Precalculus-------Give an example of three functions f,g,h none of which is a constant function such that?
fog=foh but g is not equal to h.
I tried with many functions but not getting like
f=x
g=1+x
then h=?or any other example so that we get fog=foh
To find a solution to the given problem, we need to look for functions f, g, and h that satisfy the equation fog = foh, while g ≠ h.
Let's start by defining f = x, which is a simple linear function.
Now, let's choose g = ∣x∣, which represents the absolute value of x. This function takes any input and returns the non-negative value, effectively removing the sign.
Next, we need to find h such that fog = foh. Substituting the given functions, we have ∣x∣ = h(x).
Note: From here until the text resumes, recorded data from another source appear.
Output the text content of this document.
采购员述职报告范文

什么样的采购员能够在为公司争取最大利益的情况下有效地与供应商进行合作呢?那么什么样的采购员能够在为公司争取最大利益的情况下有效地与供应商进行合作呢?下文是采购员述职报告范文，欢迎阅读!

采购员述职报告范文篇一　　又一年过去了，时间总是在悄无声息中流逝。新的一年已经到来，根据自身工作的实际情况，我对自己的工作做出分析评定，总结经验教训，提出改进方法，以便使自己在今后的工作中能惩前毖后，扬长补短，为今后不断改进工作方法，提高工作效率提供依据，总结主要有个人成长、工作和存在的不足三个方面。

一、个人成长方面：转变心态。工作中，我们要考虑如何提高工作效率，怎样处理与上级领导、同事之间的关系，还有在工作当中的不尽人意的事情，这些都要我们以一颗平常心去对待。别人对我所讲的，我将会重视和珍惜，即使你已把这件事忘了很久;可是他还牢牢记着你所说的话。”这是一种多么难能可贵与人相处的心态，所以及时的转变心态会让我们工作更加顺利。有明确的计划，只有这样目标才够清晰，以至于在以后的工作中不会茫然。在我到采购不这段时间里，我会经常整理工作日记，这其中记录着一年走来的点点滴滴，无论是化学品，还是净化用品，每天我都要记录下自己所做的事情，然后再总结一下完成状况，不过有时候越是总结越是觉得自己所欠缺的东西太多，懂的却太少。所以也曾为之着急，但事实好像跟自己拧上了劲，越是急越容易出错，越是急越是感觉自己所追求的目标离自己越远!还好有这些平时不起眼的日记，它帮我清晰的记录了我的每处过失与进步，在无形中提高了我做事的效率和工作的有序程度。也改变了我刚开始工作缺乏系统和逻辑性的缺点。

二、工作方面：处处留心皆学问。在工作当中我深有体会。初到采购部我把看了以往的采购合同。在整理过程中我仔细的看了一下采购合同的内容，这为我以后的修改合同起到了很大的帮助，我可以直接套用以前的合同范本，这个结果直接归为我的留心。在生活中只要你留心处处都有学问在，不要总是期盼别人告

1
At this point, we need to find a function h(x) that doesn't have the same value as ∣x∣ for all x. A good example that fits this requirement is h(x) = x^2. When h(x) is squared, it eliminates the sign and gives a positive value for every input.
To recap:
f(x) = x
g(x) = |x|
h(x) = x^2
Now, let's check if fog equals foh:
fog = f(g(x)) = f(|x|) = |x|
foh = f(h(x)) = f(x^2) = x^2
As we can see, fog = |x| and foh = x^2. These two expressions are equal for every non-negative value of x, but not for negative values. Hence, g ≠ h.
Therefore, the functions f(x) = x, g(x) = |x|, and h(x) = x^2 satisfy the given conditions.
To find three functions f, g, and h such that fog = foh but g is not equal to h, we need to ensure that the composition of f and g is equal to the composition of f and h, while g and h remain different functions.
Let's consider the following example:
f(x) = x
g(x) = 1 + x
h(x) = 2x
Now, let's find fog(x) and foh(x):
fog(x) = f(g(x)) = f(1 + x) = 1 + x
foh(x) = f(h(x)) = f(2x) = 2x
As you can see, fog(x) is equal to foh(x).
However, g(x) = 1 + x, and h(x) = 2x, which means g and h are not the same function.
Therefore, this example satisfies the condition fog = foh while g is not equal to h.